Hello. I'm No Tuggeun, and besides this blog, I run various other sites. I host everything—my company homepage, personal blog, and even WordPress sites I've built for clients—on a single AWS Lightsail instance.
Running everything on a single instance keeps costs low,
However, there's a downside. Whether it's a dynamic site or static pages, having everything on one server… what happens when traffic spikes? The entire setup can go down. (If one static site goes down, it takes down the company homepage and all the outsourced sites I host.)

That's why I regularly check server traffic and spend time blocking "malicious bots."
For WordPress, to prevent server traffic issues, you can achieve relatively stable server operation by combining two basic settings: Wordfence plugin configuration + robots.txt malicious bot blocking.
This article covers robots.txt and shares the optimized robots.txt file I've developed through experience.
What is robots.txt? (Concept Overview)
robots.txt is a communication file for robots. It communicates with
search engines and AI robots (crawlers). Crawlers (robots) are programs like Google, Naver, and GPT that scan websites.
The robots.txt file uses code to distinguish between information we want shared and information we don't want shared, telling them what to crawl and what not to crawl.
-
Example:
- To have your homepage appear in Google search results 👉 Robots must be able to read your content
- But what if they crawl login pages or admin screens? ❌ That's risky, so we must tell them not to crawl it.

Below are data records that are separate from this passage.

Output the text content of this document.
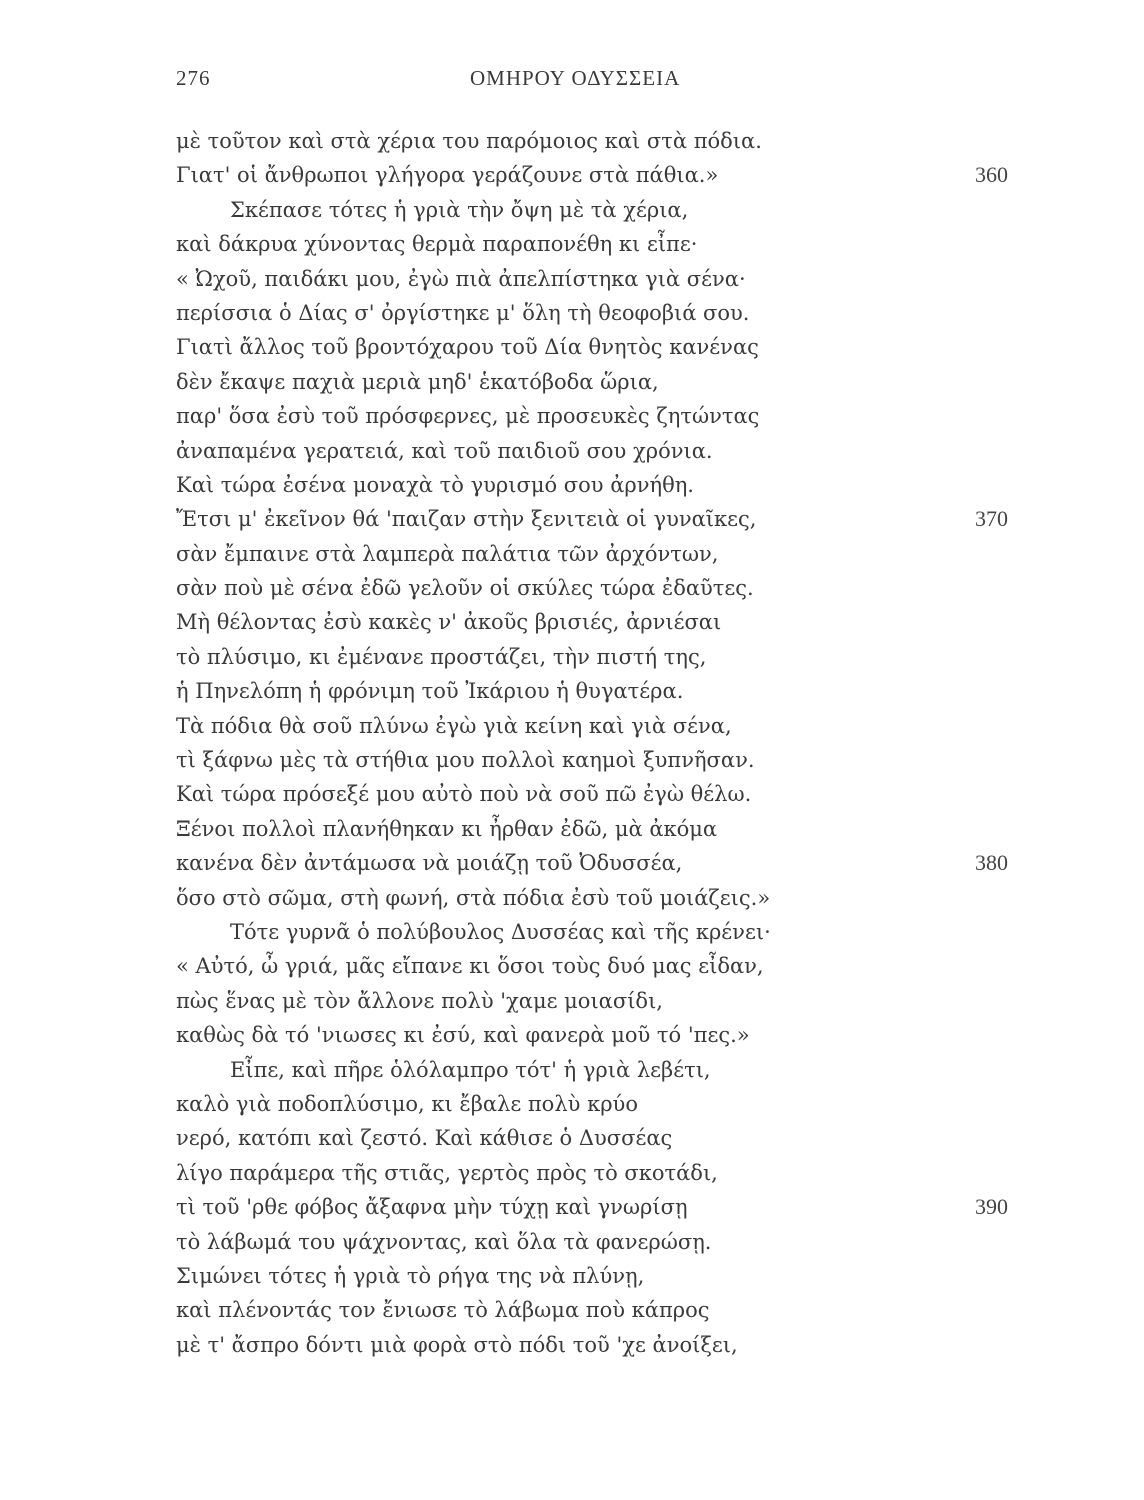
276	ΟΜΗΡΟΥ ΟΔΥΣΣΕΙΑ
μὲ τοῦτον καὶ στὰ χέρια του παρόμοιος καὶ στὰ πόδια.
Γιατ' οἱ ἄνθρωποι γλήγορα γεράζουνε στὰ πάθια.»	360
Σκέπασε τότες ἡ γριὰ τὴν ὄψη μὲ τὰ χέρια,
καὶ δάκρυα χύνοντας θερμὰ παραπονέθη κι εἶπε·
« Ὠχοῦ, παιδάκι μου, ἐγὼ πιὰ ἀπελπίστηκα γιὰ σένα·
περίσσια ὁ Δίας σ' ὀργίστηκε μ' ὅλη τὴ θεοφοβιά σου.
Γιατὶ ἄλλος τοῦ βροντόχαρου τοῦ Δία θνητὸς κανένας
δὲν ἔκαψε παχιὰ μεριὰ μηδ' ἑκατόβοδα ὥρια,
παρ' ὅσα ἐσὺ τοῦ πρόσφερνες, μὲ προσευκὲς ζητώντας
ἀναπαμένα γερατειά, καὶ τοῦ παιδιοῦ σου χρόνια.
Καὶ τώρα ἐσένα μοναχὰ τὸ γυρισμό σου ἀρνήθη.
Ἔτσι μ' ἐκεῖνον θά 'παιζαν στὴν ξενιτειὰ οἱ γυναῖκες,	370
σὰν ἔμπαινε στὰ λαμπερὰ παλάτια τῶν ἀρχόντων,
σὰν ποὺ μὲ σένα ἐδῶ γελοῦν οἱ σκύλες τώρα ἐδαῦτες.
Μὴ θέλοντας ἐσὺ κακὲς ν' ἀκοῦς βρισιές, ἀρνιέσαι
τὸ πλύσιμο, κι ἐμένανε προστάζει, τὴν πιστή της,
ἡ Πηνελόπη ἡ φρόνιμη τοῦ Ἰκάριου ἡ θυγατέρα.
Τὰ πόδια θὰ σοῦ πλύνω ἐγὼ γιὰ κείνη καὶ γιὰ σένα,
τὶ ξάφνω μὲς τὰ στήθια μου πολλοὶ καημοὶ ξυπνῆσαν.
Καὶ τώρα πρόσεξέ μου αὐτὸ ποὺ νὰ σοῦ πῶ ἐγὼ θέλω.
Ξένοι πολλοὶ πλανήθηκαν κι ἦρθαν ἐδῶ, μὰ ἀκόμα
κανένα δὲν ἀντάμωσα νὰ μοιάζῃ τοῦ Ὀδυσσέα,	380
ὅσο στὸ σῶμα, στὴ φωνή, στὰ πόδια ἐσὺ τοῦ μοιάζεις.»
Τότε γυρνᾶ ὁ πολύβουλος Δυσσέας καὶ τῆς κρένει·
« Αὐτό, ὦ γριά, μᾶς εἴπανε κι ὅσοι τοὺς δυό μας εἶδαν,
πὼς ἕνας μὲ τὸν ἄλλονε πολὺ 'χαμε μοιασίδι,
καθὼς δὰ τό 'νιωσες κι ἐσύ, καὶ φανερὰ μοῦ τό 'πες.»
Εἶπε, καὶ πῆρε ὁλόλαμπρο τότ' ἡ γριὰ λεβέτι,
καλὸ γιὰ ποδοπλύσιμο, κι ἔβαλε πολὺ κρύο
νερό, κατόπι καὶ ζεστό. Καὶ κάθισε ὁ Δυσσέας
λίγο παράμερα τῆς στιᾶς, γερτὸς πρὸς τὸ σκοτάδι,
τὶ τοῦ 'ρθε φόβος ἄξαφνα μὴν τύχῃ καὶ γνωρίσῃ	390
τὸ λάβωμά του ψάχνοντας, καὶ ὅλα τὰ φανερώσῃ.
Σιμώνει τότες ἡ γριὰ τὸ ρήγα της νὰ πλύνῃ,
καὶ πλένοντάς τον ἔνιωσε τὸ λάβωμα ποὺ κάπρος
μὲ τ' ἄσπρο δόντι μιὰ φορὰ στὸ πόδι τοῦ 'χε ἀνοίξει,
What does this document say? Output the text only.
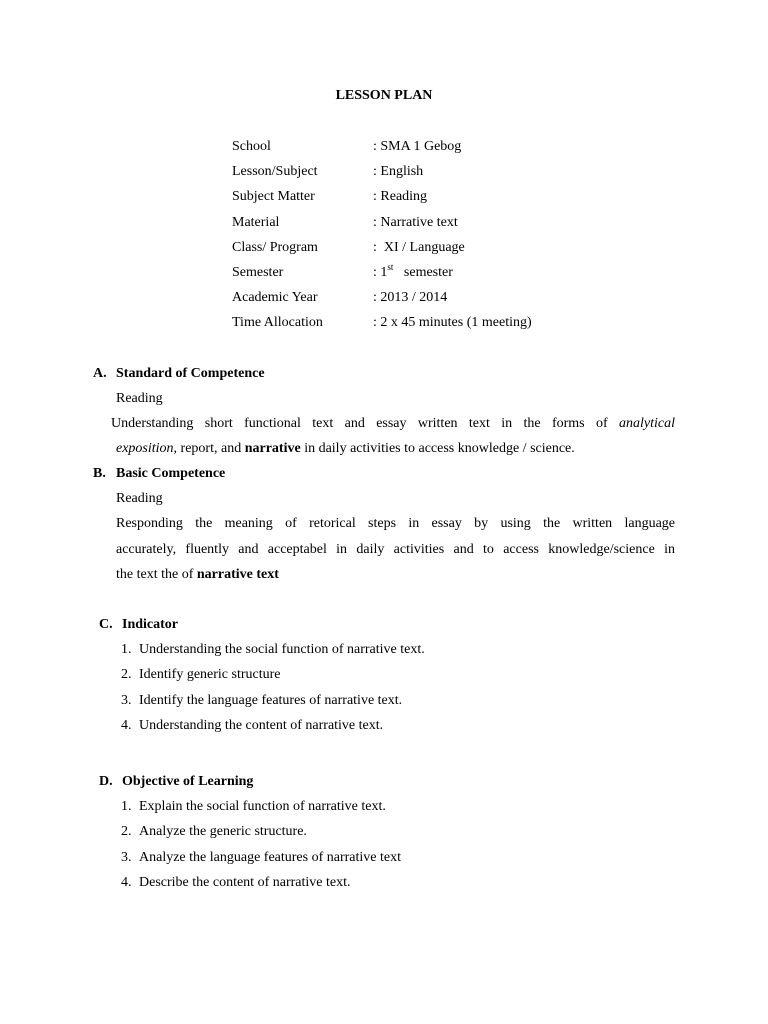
LESSON PLAN
School	: SMA 1 Gebog
Lesson/Subject	: English
Subject Matter	: Reading
Material	: Narrative text
Class/ Program	:  XI / Language
Semester	: 1st   semester
Academic Year	: 2013 / 2014
Time Allocation	: 2 x 45 minutes (1 meeting)
A. Standard of Competence
Reading
Understanding short functional text and essay written text in the forms of analytical
exposition, report, and narrative in daily activities to access knowledge / science.
B. Basic Competence
Reading
Responding the meaning of retorical steps in essay by using the written language
accurately, fluently and acceptabel in daily activities and to access knowledge/science in
the text the of narrative text
C. Indicator
1. Understanding the social function of narrative text.
2. Identify generic structure
3. Identify the language features of narrative text.
4. Understanding the content of narrative text.
D. Objective of Learning
1. Explain the social function of narrative text.
2. Analyze the generic structure.
3. Analyze the language features of narrative text
4. Describe the content of narrative text.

So we use a file called robots.txt to tell them, "You can crawl this / Don't crawl this."
-
❌ What if there's no robots.txt?
- Wasted site traffic + security risk
- Most bots crawl every page by default
- Malicious bots can scrape and scan admin pages too
robots.txt Where should the file be located?
robots.txt The file must always be in the domain root directory.
https://내사이트주소.com/robots.txt
Accessing the above address allows both bots and humans to view the robots.txt file.
robots.txt Basic Syntax Reference Table
| Syntax | Meaning | Example | Description |
|---|---|---|---|
User-agent: | Specifies target robots | User-agent: * | Applies to all robots (crawlers) (Googlebot, Bingbot, etc.) |
Disallow: | Set paths to block | Disallow: /private/ | Prevent robots (crawlers) from scraping the specified path |
Allow: | Set paths to allow access | Allow: /public/ | Allow robots (crawlers) to crawl these paths |
Sitemap: | Specify sitemap location | Sitemap: https://example.com/sitemap.xml | Guides site structure to aid search engine optimization |
- User-agent: Specifies who the
instruction is for. Example:*= All,Googlebot= Google only - Disallow: Don't look
here Example:/public - Allow: You can see this
. Example:/wp-admin/admin-ajax.php - sitemap: The site structure is here. Used to tell
search engines about the sitemap
"User-agent:"
This syntax tells you "who it's talking to." For example, User-agent: *If you write it like this, it applies to all bots, whether Googlebot or Naverbot. If you want to
tell only a specific bot, User-agent: Googlebot Write it like this:
"Disallow:"
This is a command prohibiting access: "Do not look at this path!" For example, Disallow: /private/ If you write `/index.html`, the robot will not read the content below. example.com/private/ will not read the content below.
"Allow:"
Conversely, this is permission saying "You can crawl here!" It's mainly used Disallow:" when you block everything and only open exceptions within it.
"Sitemap:" It tells
search engines, "Here's the map of our house!" Having a sitemap file helps search engines understand your site better and expose it more.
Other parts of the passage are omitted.